Conselhos são bons, mas não resolve o problema na maioria das vezes, livro de auto-ajuda pode ajudar quem os escreveu, mas a sua situação específica, requer um olhar caso a caso. Afinal, cada ser humano é único e merece respeito e cabe a ele querer ver suas questões a respeito daquilo que o faz sofrer.

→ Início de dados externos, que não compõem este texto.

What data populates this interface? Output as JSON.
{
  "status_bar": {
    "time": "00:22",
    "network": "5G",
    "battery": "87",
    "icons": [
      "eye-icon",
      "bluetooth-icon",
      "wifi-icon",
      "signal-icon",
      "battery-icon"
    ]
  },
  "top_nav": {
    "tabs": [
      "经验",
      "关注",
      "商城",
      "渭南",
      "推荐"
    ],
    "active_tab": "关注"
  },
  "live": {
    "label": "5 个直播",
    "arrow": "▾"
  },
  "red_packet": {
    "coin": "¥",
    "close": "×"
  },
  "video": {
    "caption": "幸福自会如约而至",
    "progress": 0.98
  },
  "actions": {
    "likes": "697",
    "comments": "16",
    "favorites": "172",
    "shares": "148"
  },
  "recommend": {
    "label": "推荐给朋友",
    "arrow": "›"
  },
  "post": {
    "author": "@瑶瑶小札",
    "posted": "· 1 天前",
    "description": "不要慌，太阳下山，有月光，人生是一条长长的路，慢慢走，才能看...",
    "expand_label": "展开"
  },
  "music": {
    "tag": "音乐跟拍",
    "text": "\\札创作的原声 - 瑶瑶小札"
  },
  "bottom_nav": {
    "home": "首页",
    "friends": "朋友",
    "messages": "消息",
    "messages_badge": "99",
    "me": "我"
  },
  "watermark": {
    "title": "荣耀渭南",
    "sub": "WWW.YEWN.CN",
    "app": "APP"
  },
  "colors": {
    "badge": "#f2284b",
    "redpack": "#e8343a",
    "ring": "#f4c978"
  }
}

Enfim, espero que esse post possa ter ajudado um pouco clarear sobre esse assunto da ansiedade que tem trazido tanto sofrimento ultimamente. É preciso respeitar e ouvir atentamente a dor de cada ser humano e se permitir buscar ajuda profissional, quando isso está paralisando o sujeito perante a vida. Nunca desista de você e nem daqueles que você ama.

Era isso por hoje.

Obrigada pela sua visita. Você é sempre bem vindo(a) por aqui.

Um abraço.

 

Referências:    ,

Freud, S. (1996a). Inibições, sintomas e ansiedade (Edição Standard Brasileira das Obras Completas de Sigmund Freud, Vol. 20). Rio de Janeiro: Imago. (Originalmente publicado em 1926).